Sometimes I don’t need big reasons to shed tears, just a little pinch and I am unstoppable. As far as I remember myself, it has always been that way, I could be hurt with a single word (not even a complete sentence). As a kid I was always told that I was morose and I believed it to be true until recently when I discovered ‘you are what you think you are’ and I replaced ‘being morose’ with ‘being sensitive’.
I am not sure how many would get it, there are some people with whom we get really comfortable, to the extent that the child in us could dare to reveal itself! What if those people didn’t react to our childlike mannerism and instead termed it childish. It would be like thrashing that child mentally; which would eventually suppress his craving for being cosseted. Probably it was always suppressed, even when this person was actually a child and so he always felt being love deprived no matter how good several other things were.

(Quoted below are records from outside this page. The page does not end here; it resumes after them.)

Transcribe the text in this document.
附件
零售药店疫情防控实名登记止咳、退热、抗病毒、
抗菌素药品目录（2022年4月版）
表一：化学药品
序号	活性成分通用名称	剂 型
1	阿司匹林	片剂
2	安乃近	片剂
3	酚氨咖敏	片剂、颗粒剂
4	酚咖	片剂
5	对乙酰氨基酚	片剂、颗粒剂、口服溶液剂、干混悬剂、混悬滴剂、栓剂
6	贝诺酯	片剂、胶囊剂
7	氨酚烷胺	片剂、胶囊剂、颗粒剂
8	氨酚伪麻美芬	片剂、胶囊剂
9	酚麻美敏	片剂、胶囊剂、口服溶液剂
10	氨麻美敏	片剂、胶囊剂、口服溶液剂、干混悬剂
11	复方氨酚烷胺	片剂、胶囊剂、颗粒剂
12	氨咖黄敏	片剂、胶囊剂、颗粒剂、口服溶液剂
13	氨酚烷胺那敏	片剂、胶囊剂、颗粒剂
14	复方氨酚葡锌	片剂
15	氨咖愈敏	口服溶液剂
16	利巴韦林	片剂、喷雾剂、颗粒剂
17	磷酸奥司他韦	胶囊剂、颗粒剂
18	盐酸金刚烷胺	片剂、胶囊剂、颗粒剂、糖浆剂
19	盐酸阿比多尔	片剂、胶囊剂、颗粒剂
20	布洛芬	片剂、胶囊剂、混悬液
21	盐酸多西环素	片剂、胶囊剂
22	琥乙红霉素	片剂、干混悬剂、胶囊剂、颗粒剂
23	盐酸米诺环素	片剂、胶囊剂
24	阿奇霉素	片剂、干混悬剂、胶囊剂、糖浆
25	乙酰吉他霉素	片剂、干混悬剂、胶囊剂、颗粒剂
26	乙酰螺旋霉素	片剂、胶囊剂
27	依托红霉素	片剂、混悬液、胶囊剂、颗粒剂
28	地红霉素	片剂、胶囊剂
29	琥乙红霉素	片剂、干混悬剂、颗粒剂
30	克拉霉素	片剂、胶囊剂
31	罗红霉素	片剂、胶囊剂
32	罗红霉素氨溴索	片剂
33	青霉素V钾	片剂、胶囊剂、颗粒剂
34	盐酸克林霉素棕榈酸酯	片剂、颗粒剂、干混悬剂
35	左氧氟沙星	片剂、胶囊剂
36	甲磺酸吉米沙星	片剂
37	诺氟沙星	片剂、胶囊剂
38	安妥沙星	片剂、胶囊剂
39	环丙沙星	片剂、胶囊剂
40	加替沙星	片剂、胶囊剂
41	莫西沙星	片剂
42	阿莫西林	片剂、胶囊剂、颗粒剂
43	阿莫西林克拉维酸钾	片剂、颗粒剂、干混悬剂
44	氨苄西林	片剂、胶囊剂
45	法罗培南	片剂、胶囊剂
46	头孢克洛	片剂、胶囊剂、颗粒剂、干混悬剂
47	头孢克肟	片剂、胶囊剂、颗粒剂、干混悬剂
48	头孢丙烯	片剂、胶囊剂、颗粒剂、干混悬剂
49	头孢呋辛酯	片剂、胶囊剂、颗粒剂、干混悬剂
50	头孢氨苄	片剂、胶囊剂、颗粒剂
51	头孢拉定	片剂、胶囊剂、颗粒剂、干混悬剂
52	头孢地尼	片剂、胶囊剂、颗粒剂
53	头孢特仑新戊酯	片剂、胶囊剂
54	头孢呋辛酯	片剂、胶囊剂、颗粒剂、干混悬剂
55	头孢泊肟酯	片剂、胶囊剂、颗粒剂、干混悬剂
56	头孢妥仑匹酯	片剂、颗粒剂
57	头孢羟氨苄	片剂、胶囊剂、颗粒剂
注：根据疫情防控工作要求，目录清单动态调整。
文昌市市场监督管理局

So the probable solution is to train the mind to appreciate the brighter side of life and smile at the dimmer side. Accept the fact that together the two balance our world so they need to coexist. An even advanced level of maturity would be to treat bright and dim alike and not being affected by either... to overcome the duality of nature (we’ll leave this philosophy for some other post.)
Also people who get hurt soon become happy sooner (a broad grin even from a stranger can lighten their day); fortunately sensitivity is not a biased peculiarity!
Just shift focus and life is beautiful already :)!!